Socrates: I’m sure it will come back to me; I had it on the tip of my tongue.  And I must spit it out… because it is a poison!

Bulimius (sticking his finger down his throat; retching–):  What’s that?  What does he say?  I told you all it was dangerous to let him speak!

Socrates: Ah, yes… I remember…. I wanted to apologize… for a surfeit of belief—the wrong kind of belief in the Justice of the State.  How could I ever have doubted that the gods would not forsake us?  All my reasoning has led me into labyrinths—even as Jason was led.  But, I have no golden fleece to show you… only more conundrums.

Honestly, I am confused.  I know not for what I should apologize… because the charges against me are so… impalpable!

It is alleged that I have corrupted the youth.  But… who alleges it?  No one has come forth.  Testimony has been read before the Council… but neither I nor those who would speak in my behalf have the right of “cross-examination”!

Anorexia: Are you impugning the integrity of the Council?

Socrates: I impugn nothing, only wonder.  Wonder, for example, about the testimony of tortured prisoners of war?  Or, tortured slaves?  Is it not reasonable to assume that tortured prisoners or slaves will say anything to stop the torture?

Bulimius (sticking his finger down his throat; retching–) We have heard these arguments before–from you and others…. And we have explained—we are at war!  The Spartans, the Persians, even now, challenge us on land and sea.  Surely you can understand, Man, the necessities of these temporary measures?

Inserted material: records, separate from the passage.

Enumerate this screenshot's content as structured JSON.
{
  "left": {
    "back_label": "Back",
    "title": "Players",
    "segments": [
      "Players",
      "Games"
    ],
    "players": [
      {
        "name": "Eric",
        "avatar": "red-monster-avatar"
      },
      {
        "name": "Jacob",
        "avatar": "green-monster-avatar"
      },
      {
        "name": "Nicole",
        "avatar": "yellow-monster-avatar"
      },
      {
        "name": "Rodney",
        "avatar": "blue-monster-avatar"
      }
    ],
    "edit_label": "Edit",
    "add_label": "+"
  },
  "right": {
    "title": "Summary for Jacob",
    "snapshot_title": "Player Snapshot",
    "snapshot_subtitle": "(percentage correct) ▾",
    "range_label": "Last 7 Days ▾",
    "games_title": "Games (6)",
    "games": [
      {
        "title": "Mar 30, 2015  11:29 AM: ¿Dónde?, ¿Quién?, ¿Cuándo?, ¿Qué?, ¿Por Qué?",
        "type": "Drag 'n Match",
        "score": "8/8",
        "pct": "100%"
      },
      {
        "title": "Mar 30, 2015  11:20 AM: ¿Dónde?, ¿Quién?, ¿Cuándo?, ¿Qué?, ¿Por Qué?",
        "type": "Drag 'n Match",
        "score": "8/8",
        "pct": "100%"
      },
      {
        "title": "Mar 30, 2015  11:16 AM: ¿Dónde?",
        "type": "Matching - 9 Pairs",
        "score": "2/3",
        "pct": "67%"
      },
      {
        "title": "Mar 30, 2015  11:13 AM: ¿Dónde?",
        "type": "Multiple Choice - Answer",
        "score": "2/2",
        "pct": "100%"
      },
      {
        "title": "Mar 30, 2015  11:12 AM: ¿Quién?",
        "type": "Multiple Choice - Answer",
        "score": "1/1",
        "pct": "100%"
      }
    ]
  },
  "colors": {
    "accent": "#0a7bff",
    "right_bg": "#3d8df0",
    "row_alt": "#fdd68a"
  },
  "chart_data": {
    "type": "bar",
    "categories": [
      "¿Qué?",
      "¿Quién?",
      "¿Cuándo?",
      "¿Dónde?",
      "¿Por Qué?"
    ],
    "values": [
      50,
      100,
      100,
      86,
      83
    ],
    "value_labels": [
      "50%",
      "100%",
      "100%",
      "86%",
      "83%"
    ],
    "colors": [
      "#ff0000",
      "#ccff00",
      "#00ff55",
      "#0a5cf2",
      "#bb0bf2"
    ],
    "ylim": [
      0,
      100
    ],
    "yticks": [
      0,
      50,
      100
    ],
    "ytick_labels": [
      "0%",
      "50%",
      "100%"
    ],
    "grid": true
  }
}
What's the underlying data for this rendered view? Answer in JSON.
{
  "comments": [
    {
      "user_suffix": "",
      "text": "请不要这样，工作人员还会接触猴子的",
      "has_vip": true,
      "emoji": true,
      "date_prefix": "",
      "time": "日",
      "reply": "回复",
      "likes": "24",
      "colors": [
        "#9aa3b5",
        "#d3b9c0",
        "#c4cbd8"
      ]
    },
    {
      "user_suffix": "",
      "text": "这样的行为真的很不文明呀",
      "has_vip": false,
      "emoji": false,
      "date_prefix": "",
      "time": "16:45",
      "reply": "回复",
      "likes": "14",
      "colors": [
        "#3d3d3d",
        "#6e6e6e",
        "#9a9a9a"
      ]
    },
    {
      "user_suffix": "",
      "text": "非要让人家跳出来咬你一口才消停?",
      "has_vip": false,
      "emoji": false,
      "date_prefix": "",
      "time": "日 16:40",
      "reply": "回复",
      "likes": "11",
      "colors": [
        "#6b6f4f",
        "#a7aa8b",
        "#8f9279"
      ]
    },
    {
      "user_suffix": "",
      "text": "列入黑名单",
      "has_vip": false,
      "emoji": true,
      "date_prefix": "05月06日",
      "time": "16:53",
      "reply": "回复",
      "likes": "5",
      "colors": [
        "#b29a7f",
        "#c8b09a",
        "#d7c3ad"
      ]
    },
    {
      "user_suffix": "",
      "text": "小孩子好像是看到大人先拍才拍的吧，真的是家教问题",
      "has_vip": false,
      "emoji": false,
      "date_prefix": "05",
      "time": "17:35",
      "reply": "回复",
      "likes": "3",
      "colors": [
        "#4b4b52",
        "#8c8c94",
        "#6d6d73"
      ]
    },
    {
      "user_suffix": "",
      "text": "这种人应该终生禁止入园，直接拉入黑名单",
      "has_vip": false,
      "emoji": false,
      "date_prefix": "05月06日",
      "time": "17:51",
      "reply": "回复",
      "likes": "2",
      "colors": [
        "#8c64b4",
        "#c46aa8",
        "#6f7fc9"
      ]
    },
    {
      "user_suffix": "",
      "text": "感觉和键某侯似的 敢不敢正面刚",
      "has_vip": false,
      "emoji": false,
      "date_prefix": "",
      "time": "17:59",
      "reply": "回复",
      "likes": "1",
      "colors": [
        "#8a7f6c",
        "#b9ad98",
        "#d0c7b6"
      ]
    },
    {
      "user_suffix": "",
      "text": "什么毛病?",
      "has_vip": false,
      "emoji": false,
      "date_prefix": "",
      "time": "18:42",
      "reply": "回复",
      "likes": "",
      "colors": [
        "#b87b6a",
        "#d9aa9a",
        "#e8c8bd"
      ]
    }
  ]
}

Socrates: I am sorry…. I am slow of understanding…. What I have learned in my long life is this: “temporary measures” have a way of stretching out.  People become comfortable with the uncomfortable—even with the absurd.

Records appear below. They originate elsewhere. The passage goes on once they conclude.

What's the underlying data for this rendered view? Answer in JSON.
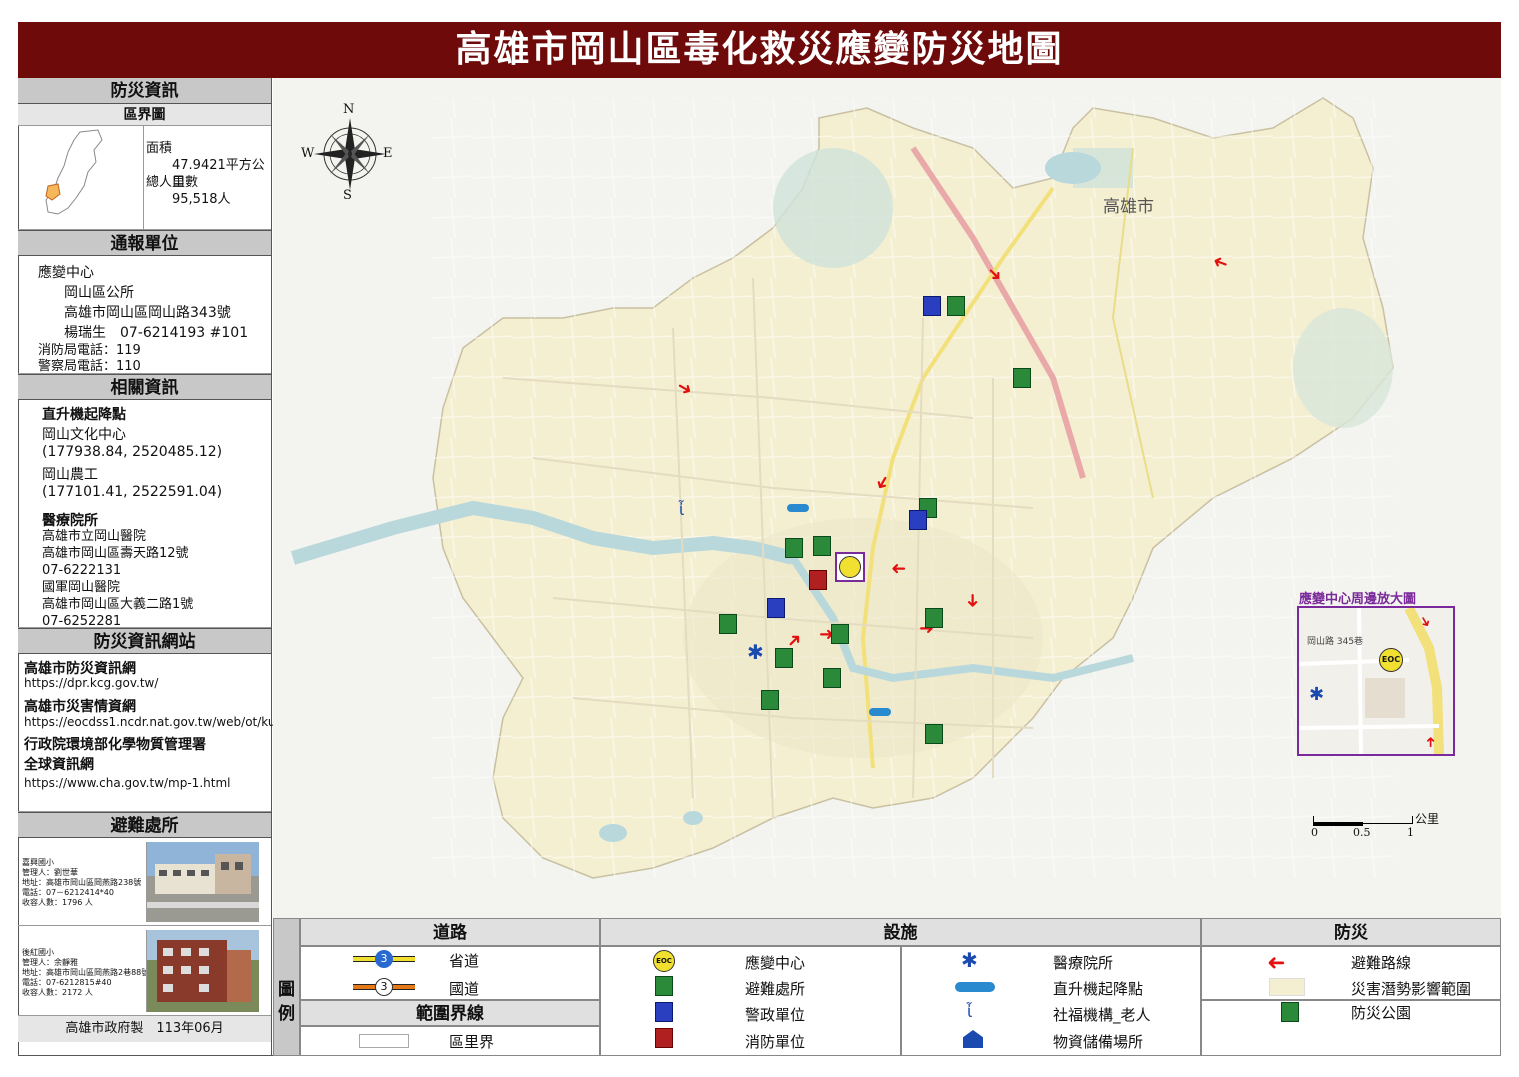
{
  "title": "高雄市岡山區毒化救災應變防災地圖",
  "side": {
    "info_title": "防災資訊",
    "boundary_title": "區界圖",
    "area_label": "面積",
    "area_value": "47.9421平方公里",
    "pop_label": "總人口數",
    "pop_value": "95,518人",
    "report_title": "通報單位",
    "eoc_label": "應變中心",
    "eoc_office": "岡山區公所",
    "eoc_address": "高雄市岡山區岡山路343號",
    "eoc_contact": "楊瑞生　07-6214193 #101",
    "fire_phone": "消防局電話：119",
    "police_phone": "警察局電話：110",
    "related_title": "相關資訊",
    "heli_title": "直升機起降點",
    "heli_1_name": "岡山文化中心",
    "heli_1_coord": "(177938.84, 2520485.12)",
    "heli_2_name": "岡山農工",
    "heli_2_coord": "(177101.41, 2522591.04)",
    "medical_title": "醫療院所",
    "hosp_1_name": "高雄市立岡山醫院",
    "hosp_1_addr": "高雄市岡山區壽天路12號",
    "hosp_1_phone": "07-6222131",
    "hosp_2_name": "國軍岡山醫院",
    "hosp_2_addr": "高雄市岡山區大義二路1號",
    "hosp_2_phone": "07-6252281",
    "web_title": "防災資訊網站",
    "web_1_name": "高雄市防災資訊網",
    "web_1_url": "https://dpr.kcg.gov.tw/",
    "web_2_name": "高雄市災害情資網",
    "web_2_url": "https://eocdss1.ncdr.nat.gov.tw/web/ot/ku",
    "web_3_name": "行政院環境部化學物質管理署",
    "web_3_name2": "全球資訊網",
    "web_3_url": "https://www.cha.gov.tw/mp-1.html",
    "shelter_title": "避難處所",
    "shelter_1_name": "嘉興國小",
    "shelter_1_mgr": "管理人：劉世華",
    "shelter_1_addr": "地址：高雄市岡山區岡燕路238號",
    "shelter_1_phone": "電話：07－6212414*40",
    "shelter_1_cap": "收容人數：1796 人",
    "shelter_2_name": "後紅國小",
    "shelter_2_mgr": "管理人：余靜雅",
    "shelter_2_addr": "地址：高雄市岡山區岡燕路2巷88號",
    "shelter_2_phone": "電話：07-6212815#40",
    "shelter_2_cap": "收容人數：2172 人",
    "footer": "高雄市政府製　113年06月"
  },
  "map": {
    "compass_n": "N",
    "compass_s": "S",
    "compass_e": "E",
    "compass_w": "W",
    "city_label": "高雄市",
    "inset_title": "應變中心周邊放大圖",
    "inset_eoc": "EOC",
    "inset_road": "岡山路 345巷",
    "scale_unit": "公里",
    "scale_0": "0",
    "scale_05": "0.5",
    "scale_1": "1"
  },
  "legend": {
    "side_label_1": "圖",
    "side_label_2": "例",
    "roads_title": "道路",
    "facilities_title": "設施",
    "disaster_title": "防災",
    "boundary_title": "範圍界線",
    "provincial_road": "省道",
    "provincial_num": "3",
    "national_road": "國道",
    "national_num": "3",
    "district_boundary": "區里界",
    "eoc": "應變中心",
    "eoc_icon_text": "EOC",
    "shelter": "避難處所",
    "police": "警政單位",
    "fire": "消防單位",
    "medical": "醫療院所",
    "heli": "直升機起降點",
    "welfare": "社福機構_老人",
    "storage": "物資儲備場所",
    "evac_route": "避難路線",
    "hazard_zone": "災害潛勢影響範圍",
    "disaster_park": "防災公園"
  },
  "colors": {
    "title_bg": "#6e0a0a",
    "district_fill": "#f5efd2",
    "river": "#b8d8dc",
    "arrow": "#e31010",
    "inset_border": "#7a2a9a"
  }
}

Anorexia: Speak plainly, Socrates.  Do not try our patience, we are trying to hear you out!

Socrates: Hear me out, or stretch me out?  Hearing me out is the problem!  Invisible spies assault my words, twist my meanings, redact and cut; they highlight my asides, stress ironies, misinterpret.  Every word I say collected and stored—not for “hearing me out,” but for hear-say evidence against me.

Consider: A man has some objection to his neighbor’s dog!  The dog barks every morning—not once as the noble roosters do.  But, over and over.  The man asks his neighbor: Can he not quiet his dog?  Keep him in the cellar where it will not see the disturbing light?  Perhaps he can muzzle the dog—just at night.  He can train the dog.  All reasonable requests.  But, the neighbor harrumphs, spits, turns his back on him, farts upwind of him, and proceeds on his un-merry way.

Bulimius: Can we get on with this, puh-leaze?!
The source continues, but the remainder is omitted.